ADMIN_TOKEN=$(docker compose exec -T api php bin/console auth:create-token --kind=admin --role=admin --quiet)

# Create a consumer + token (requires a policy_id; use the seeded "moderate")
POLICY_ID=$(curl -s -H "Authorization: Bearer $ADMIN_TOKEN" \
  http://localhost:8081/api/v1/admin/policies \
  | php -r '$j=json_decode(stream_get_contents(STDIN),true); foreach($j["items"] as $p){if($p["name"]==="moderate"){echo $p["id"];break;}}')
CONSUMER=$(curl -s -X POST -H "Authorization: Bearer $ADMIN_TOKEN" -H "Content-Type: application/json" \
  -d "{\"name\":\"firewall-1\",\"description\":\"edge\",\"policy_id\":$POLICY_ID}" \
  http://localhost:8081/api/v1/admin/consumers)
CONSUMER_ID=$(echo "$CONSUMER" | php -r 'echo json_decode(stream_get_contents(STDIN),true)["id"];')
TOKEN_RESP=$(curl -s -X POST -H "Authorization: Bearer $ADMIN_TOKEN" -H "Content-Type: application/json" \
  -d "{\"kind\":\"consumer\",\"consumer_id\":$CONSUMER_ID}" \
  http://localhost:8081/api/v1/admin/tokens)
CONSUMER_TOKEN=$(echo "$TOKEN_RESP" | php -r 'echo json_decode(stream_get_contents(STDIN),true)["raw_token"];')

# Empty blocklist initially
curl -s -H "Authorization: Bearer $CONSUMER_TOKEN" http://localhost:8081/api/v1/blocklist
# -> empty body, 200

# Insert a manual block; blocklist now contains it
curl -s -X POST -H "Authorization: Bearer $ADMIN_TOKEN" -H "Content-Type: application/json" \
  -d '{"kind":"subnet","cidr":"198.51.100.0/24","reason":"x"}' \
  http://localhost:8081/api/v1/admin/manual-blocks > /dev/null
sleep 1
curl -s -H "Authorization: Bearer $CONSUMER_TOKEN" http://localhost:8081/api/v1/blocklist | grep -q "198.51.100.0/24"

# JSON format
curl -s -H "Authorization: Bearer $CONSUMER_TOKEN" \
  "http://localhost:8081/api/v1/blocklist?format=json" | grep -q '"reason":"manual"'

# ETag round-trip
ETAG=$(curl -s -D - -H "Authorization: Bearer $CONSUMER_TOKEN" \
  http://localhost:8081/api/v1/blocklist -o /dev/null | grep -i '^etag:' | cut -d' ' -f2 | tr -d '\r')
test "$(curl -s -o /dev/null -w '%{http_code}' -H "Authorization: Bearer $CONSUMER_TOKEN" \
  -H "If-None-Match: $ETAG" http://localhost:8081/api/v1/blocklist)" = "304"
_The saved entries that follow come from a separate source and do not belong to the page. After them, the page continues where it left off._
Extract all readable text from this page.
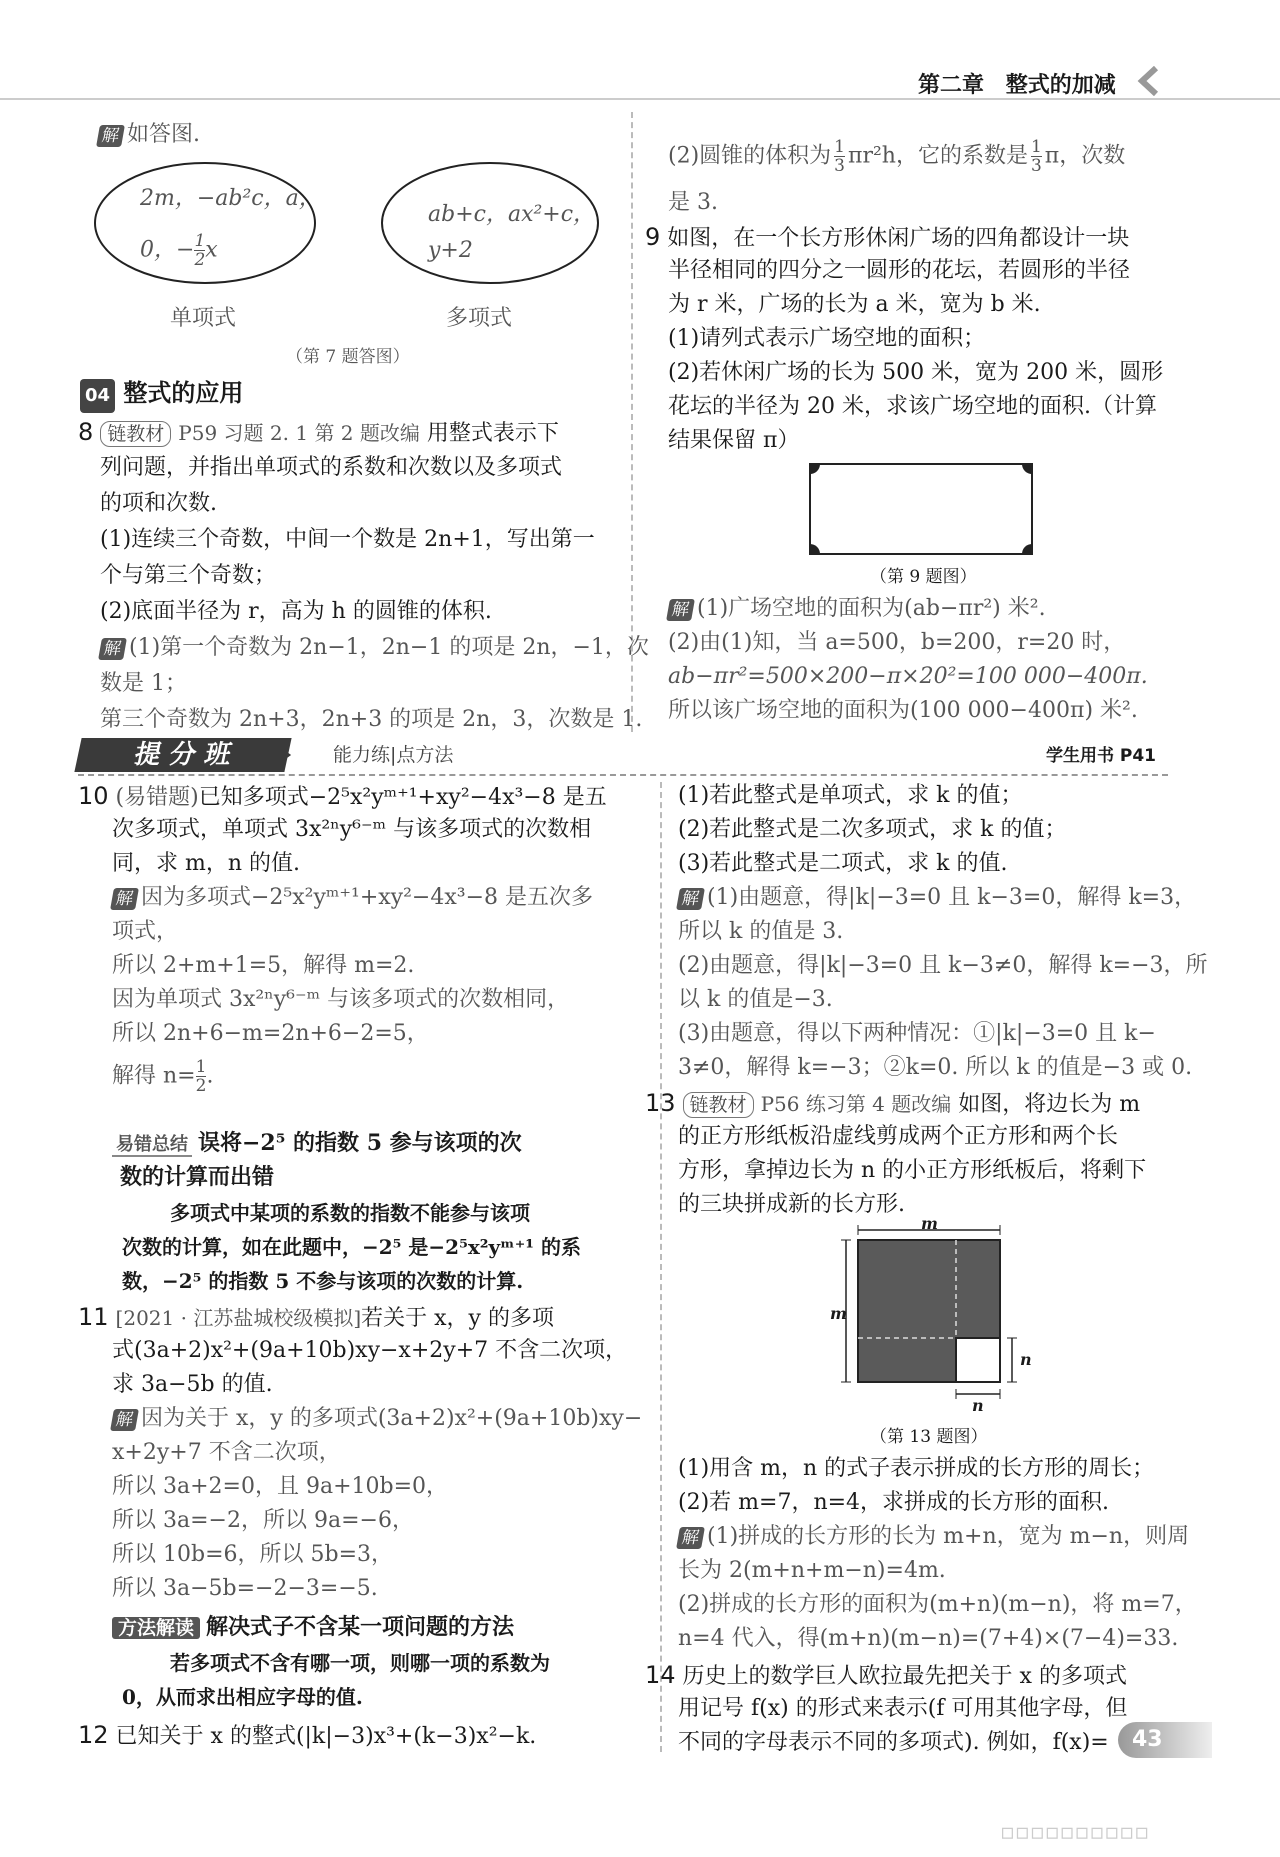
第二章 整式的加减
解 如答图.
2m，−ab²c，a，
0，− $\frac{1}{2}$ x
ab+c，ax²+c，
y+2
单项式	多项式
（第 7 题答图）
04 整式的应用
8 链教材 P59 习题 2. 1 第 2 题改编 用整式表示下
列问题，并指出单项式的系数和次数以及多项式
的项和次数.
(1)连续三个奇数，中间一个数是 2n+1，写出第一
个与第三个奇数；
(2)底面半径为 r，高为 h 的圆锥的体积.
解 (1)第一个奇数为 2n−1，2n−1 的项是 2n，−1，次
数是 1；
第三个奇数为 2n+3，2n+3 的项是 2n，3，次数是 1.
(2)圆锥的体积为 $\frac{1}{3} \pi r^2h$，它的系数是 $\frac{1}{3}$ π，次数
是 3.
9 如图，在一个长方形休闲广场的四角都设计一块
半径相同的四分之一圆形的花坛，若圆形的半径
为 r 米，广场的长为 a 米，宽为 b 米.
(1)请列式表示广场空地的面积；
(2)若休闲广场的长为 500 米，宽为 200 米，圆形
花坛的半径为 20 米，求该广场空地的面积.（计算
结果保留 π）
（第 9 题图）
解 (1)广场空地的面积为(ab−πr²) 米².
(2)由(1)知，当 a=500，b=200，r=20 时，
ab−πr²=500×200−π×20²=100 000−400π.
所以该广场空地的面积为(100 000−400π) 米².
提 分 班	能力练|点方法	学生用书 P41
10 (易错题)已知多项式−2⁵x²yᵐ⁺¹+xy²−4x³−8 是五
次多项式，单项式 3x²ⁿy⁶⁻ᵐ 与该多项式的次数相
同，求 m，n 的值.
解 因为多项式−2⁵x²yᵐ⁺¹+xy²−4x³−8 是五次多
项式，
所以 2+m+1=5，解得 m=2.
因为单项式 3x²ⁿy⁶⁻ᵐ 与该多项式的次数相同，
所以 2n+6−m=2n+6−2=5，
解得 $n= \frac{1}{2}$ .
易错总结 误将−2⁵ 的指数 5 参与该项的次
数的计算而出错
多项式中某项的系数的指数不能参与该项
次数的计算，如在此题中，−2⁵ 是−2⁵x²yᵐ⁺¹ 的系
数，−2⁵ 的指数 5 不参与该项的次数的计算.
11 [2021 · 江苏盐城校级模拟]若关于 x，y 的多项
式(3a+2)x²+(9a+10b)xy−x+2y+7 不含二次项，
求 3a−5b 的值.
解 因为关于 x，y 的多项式(3a+2)x²+(9a+10b)xy−
x+2y+7 不含二次项，
所以 3a+2=0，且 9a+10b=0，
所以 3a=−2，所以 9a=−6，
所以 10b=6，所以 5b=3，
所以 3a−5b=−2−3=−5.
方法解读 解决式子不含某一项问题的方法
若多项式不含有哪一项，则哪一项的系数为
0，从而求出相应字母的值.
12 已知关于 x 的整式(|k|−3)x³+(k−3)x²−k.
(1)若此整式是单项式，求 k 的值；
(2)若此整式是二次多项式，求 k 的值；
(3)若此整式是二项式，求 k 的值.
解 (1)由题意，得|k|−3=0 且 k−3=0，解得 k=3，
所以 k 的值是 3.
(2)由题意，得|k|−3=0 且 k−3≠0，解得 k=−3，所
以 k 的值是−3.
(3)由题意，得以下两种情况：①|k|−3=0 且 k−
3≠0，解得 k=−3；②k=0. 所以 k 的值是−3 或 0.
13 链教材 P56 练习第 4 题改编 如图，将边长为 m
的正方形纸板沿虚线剪成两个正方形和两个长
方形，拿掉边长为 n 的小正方形纸板后，将剩下
的三块拼成新的长方形.
m
m
n
n
（第 13 题图）
(1)用含 m，n 的式子表示拼成的长方形的周长；
(2)若 m=7，n=4，求拼成的长方形的面积.
解 (1)拼成的长方形的长为 m+n，宽为 m−n，则周
长为 2(m+n+m−n)=4m.
(2)拼成的长方形的面积为(m+n)(m−n)，将 m=7，
n=4 代入，得(m+n)(m−n)=(7+4)×(7−4)=33.
14 历史上的数学巨人欧拉最先把关于 x 的多项式
用记号 f(x) 的形式来表示(f 可用其他字母，但
不同的字母表示不同的多项式). 例如，f(x)=	43
▫▫▫▫▫▫▫▫▫▫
# Three policies, three different counts after seeding scored data
# (Seed at least one IP with a high enough score that paranoid catches it but strict doesn't.)
# Detailed seeding handled by an integration test; here just verify the preview endpoint differs:
for P in strict moderate paranoid; do
  PID=$(curl -s -H "Authorization: Bearer $ADMIN_TOKEN" http://localhost:8081/api/v1/admin/policies \
    | php -r "\$j=json_decode(stream_get_contents(STDIN),true); foreach(\$j['items'] as \$p){if(\$p['name']==='$P'){echo \$p['id'];break;}}")
  curl -s -H "Authorization: Bearer $ADMIN_TOKEN" \
    http://localhost:8081/api/v1/admin/policies/$PID/preview
  echo
done

# Token wrong kind: admin can't pull blocklist
test "$(curl -s -o /dev/null -w '%{http_code}' -H "Authorization: Bearer $ADMIN_TOKEN" \
  http://localhost:8081/api/v1/blocklist)" = "401"

docker compose down -v

Handoff

  1. Commit:

    feat(M07): policies, blocklist distribution endpoint
    
    - policy CRUD with thresholds (replaces wholesale on PATCH)
    - GET /api/v1/blocklist (text + json), ETag with If-None-Match round-trip
    - per-policy 30s cache, invalidated on relevant mutations
    - BlocklistBuilder with allowlist filtering and manual-block dedup
    - perf test: 50k entries < 500ms (sqlite)
    
  2. Append to PROGRESS.md:

    ## M07 — Policies & distribution (done)
    
    **Built:** policy CRUD, blocklist endpoint, preview endpoint, ETag, perf-tested at 50k entries.
    
    **Notes for next milestone:**
    - Per-policy cache TTL = 30s. Mutation endpoints invalidate the cache for affected policies.
    - The text/plain format is universal; firewall-specific consumers transform on their side. Examples land in M13.
    - DELETE on a policy with consumers returns 409 with the consumer list.
    - Performance: SQLite hits the 500ms target with [add measured number]. MySQL [add measured number].
    
    **Deviations from SPEC:** [list any, e.g. additional index added]
    **Added dependencies:** none.
    
  3. Stop. Do not start M08.